Savcı Bua, “Konu aşkla ilgili değil, güç ve kontrolle ilgili” dedi ve “O (kızını) sevmiyor, onun üzerinde tam kontrole sahip olmayı, onun kendisine ait olmasını ve ona itaat etmesini seviyor.”
Ayrıca hakimlerden, diğer erkekler arasında kimliği belirlenebilen kıza tacizde bulunan tek erkek olan ikinci sanığa da 16 yıl hapis cezası verilmesini istedi.

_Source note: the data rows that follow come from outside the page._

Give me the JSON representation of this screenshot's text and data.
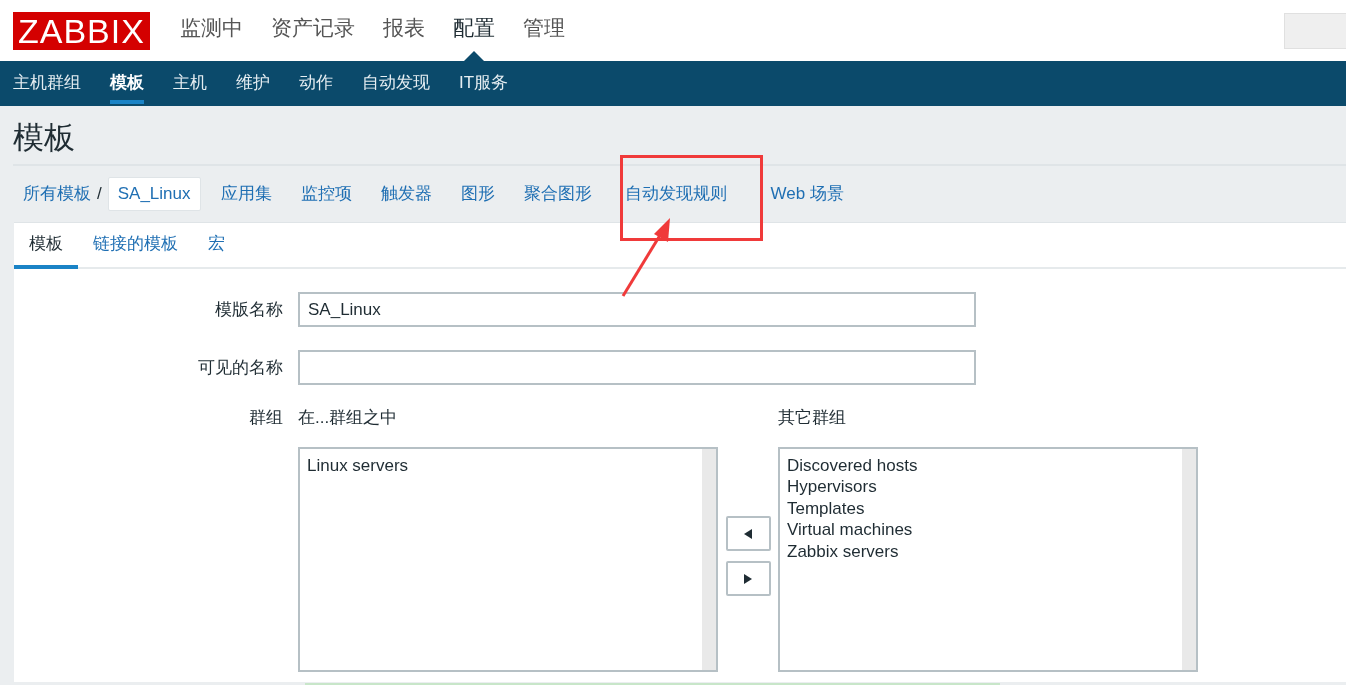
{
  "header": {
    "logo": "ZABBIX",
    "menu": [
      {
        "label": "监测中",
        "selected": false
      },
      {
        "label": "资产记录",
        "selected": false
      },
      {
        "label": "报表",
        "selected": false
      },
      {
        "label": "配置",
        "selected": true
      },
      {
        "label": "管理",
        "selected": false
      }
    ]
  },
  "subnav": [
    {
      "label": "主机群组",
      "selected": false
    },
    {
      "label": "模板",
      "selected": true
    },
    {
      "label": "主机",
      "selected": false
    },
    {
      "label": "维护",
      "selected": false
    },
    {
      "label": "动作",
      "selected": false
    },
    {
      "label": "自动发现",
      "selected": false
    },
    {
      "label": "IT服务",
      "selected": false
    }
  ],
  "page_title": "模板",
  "breadcrumb": [
    {
      "label": "所有模板",
      "kind": "link"
    },
    {
      "label": "/",
      "kind": "separator"
    },
    {
      "label": "SA_Linux",
      "kind": "current"
    }
  ],
  "template_links": [
    "应用集",
    "监控项",
    "触发器",
    "图形",
    "聚合图形",
    "自动发现规则",
    "Web 场景"
  ],
  "form_tabs": [
    {
      "label": "模板",
      "selected": true
    },
    {
      "label": "链接的模板",
      "selected": false
    },
    {
      "label": "宏",
      "selected": false
    }
  ],
  "fields": [
    {
      "label": "模版名称",
      "value": "SA_Linux"
    },
    {
      "label": "可见的名称"
    }
  ],
  "groups": {
    "label": "群组",
    "in_groups": {
      "title": "在...群组之中",
      "items": [
        "Linux servers"
      ]
    },
    "other_groups": {
      "title": "其它群组",
      "items": [
        "Discovered hosts",
        "Hypervisors",
        "Templates",
        "Virtual machines",
        "Zabbix servers"
      ]
    }
  }
}
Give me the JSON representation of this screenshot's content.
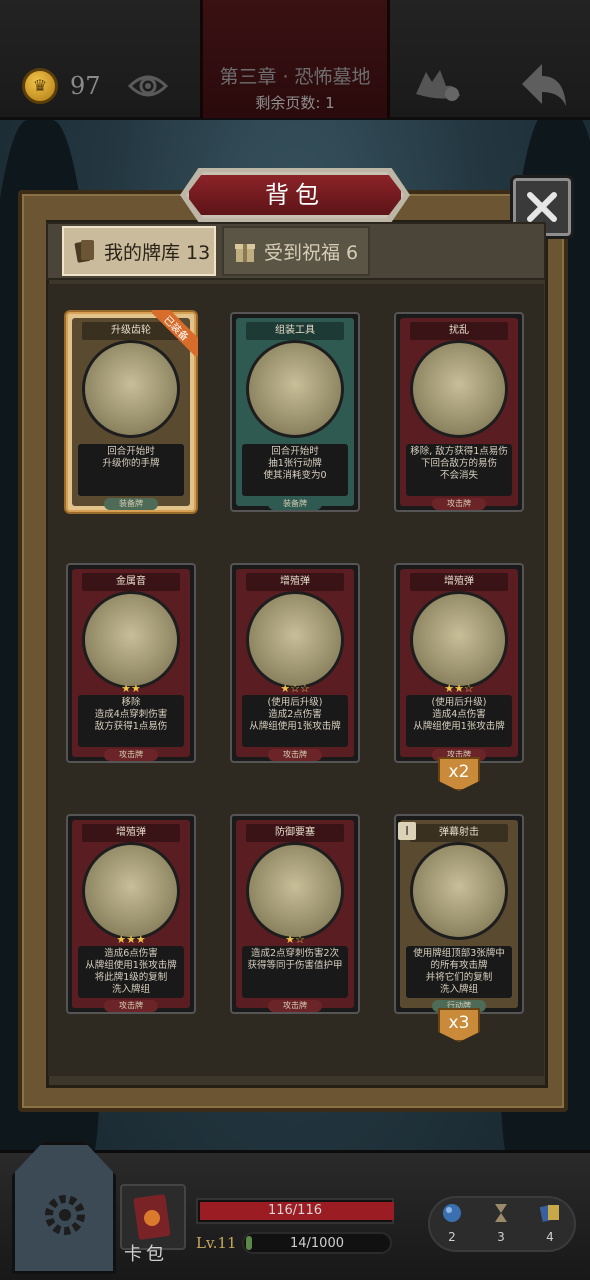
{
  "header": {
    "coin_icon": "crown-coin-icon",
    "coins": "97",
    "chapter": "第三章 · 恐怖墓地",
    "pages_left": "剩余页数: 1"
  },
  "modal": {
    "title": "背包",
    "tabs": [
      {
        "label": "我的牌库 13",
        "icon": "card-deck-icon",
        "active": true
      },
      {
        "label": "受到祝福 6",
        "icon": "gift-icon",
        "active": false
      }
    ]
  },
  "cards": [
    {
      "title": "升级齿轮",
      "desc": [
        "回合开始时",
        "升级你的手牌"
      ],
      "type": "装备牌",
      "color": "tan",
      "equipped_label": "已装备",
      "stars": ""
    },
    {
      "title": "组装工具",
      "desc": [
        "回合开始时",
        "抽1张行动牌",
        "使其消耗变为0"
      ],
      "type": "装备牌",
      "color": "teal",
      "stars": ""
    },
    {
      "title": "扰乱",
      "desc": [
        "移除, 敌方获得1点易伤",
        "下回合敌方的易伤",
        "不会消失"
      ],
      "type": "攻击牌",
      "color": "red",
      "stars": ""
    },
    {
      "title": "金属音",
      "desc": [
        "移除",
        "造成4点穿刺伤害",
        "敌方获得1点易伤"
      ],
      "type": "攻击牌",
      "color": "red",
      "stars": "★★"
    },
    {
      "title": "增殖弹",
      "desc": [
        "(使用后升级)",
        "造成2点伤害",
        "从牌组使用1张攻击牌"
      ],
      "type": "攻击牌",
      "color": "red",
      "stars": "★☆☆"
    },
    {
      "title": "增殖弹",
      "desc": [
        "(使用后升级)",
        "造成4点伤害",
        "从牌组使用1张攻击牌"
      ],
      "type": "攻击牌",
      "color": "red",
      "stars": "★★☆",
      "count": "x2"
    },
    {
      "title": "增殖弹",
      "desc": [
        "造成6点伤害",
        "从牌组使用1张攻击牌",
        "将此牌1级的复制",
        "洗入牌组"
      ],
      "type": "攻击牌",
      "color": "red",
      "stars": "★★★"
    },
    {
      "title": "防御要塞",
      "desc": [
        "造成2点穿刺伤害2次",
        "获得等同于伤害值护甲"
      ],
      "type": "攻击牌",
      "color": "red",
      "stars": "★☆"
    },
    {
      "title": "弹幕射击",
      "desc": [
        "使用牌组顶部3张牌中",
        "的所有攻击牌",
        "并将它们的复制",
        "洗入牌组"
      ],
      "type": "行动牌",
      "color": "tan",
      "stars": "",
      "count": "x3",
      "rank": "I"
    }
  ],
  "footer": {
    "deck_label": "卡包",
    "hp": "116/116",
    "hp_ratio": 1.0,
    "level": "Lv.11",
    "xp": "14/1000",
    "xp_ratio": 0.014,
    "resources": [
      {
        "icon": "blue-orb-icon",
        "value": "2"
      },
      {
        "icon": "hourglass-icon",
        "value": "3"
      },
      {
        "icon": "cards-icon",
        "value": "4"
      }
    ]
  }
}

Bellicot davasında olduğu gibi, 60’lı yaşlarında ve altı çocuklu ikinci sanığın kimliği, saldırıyı gerçekleştiren babanın bu kez coğrafi konum verileri aracılığıyla belgelediği fotoğraf ve video sayesinde belirlendi.
İkinci sanık ise mahkemede, babanın kendileriyle yaptığı dört görüşmenin üçünde kızın rızasını aldığı iddiasıyla aldatıldığını söyledi.
Avukatı Christophe Meret, dördüncü davada “sorumlu bir adam gibi davranmak yerine meseleye kendi isteğiyle devam etti ve istismara gözlerini kapattı” dedi.
Şu anda 18 yaşında olan kıza, taciz mağdurlarını sakinleştirmek için eğitilmiş bir Golden Retriever eşlik ediyordu. o vardı, Giselle Bellicot gibi o da bu seçeneği reddetti Kapalı kapılar ardında gerçekleşen duruşmadan.
Babasının uyguladığı şiddet ve aşağılamanın artmasının ardından 2021 yılında kaçarak istismarına son veren kişi o zamanlar 15 yaşında olan gençti. Bir tatilci onu polise teslim etmeden önce, çekici Saint-Tropez tatil beldesinin güneyindeki Cavalier-sur-Mer’deki evinden kaçtı.
Babası, kaçak olduğu süre boyunca telefonunu arama ve mesaj bombardımanına tuttu.
Bellicot davasının kapanış konuşmaları bu hafta sunuldu ve kocası ve diğer düzinelerce sanığın Aralık ayında ceza alması bekleniyor.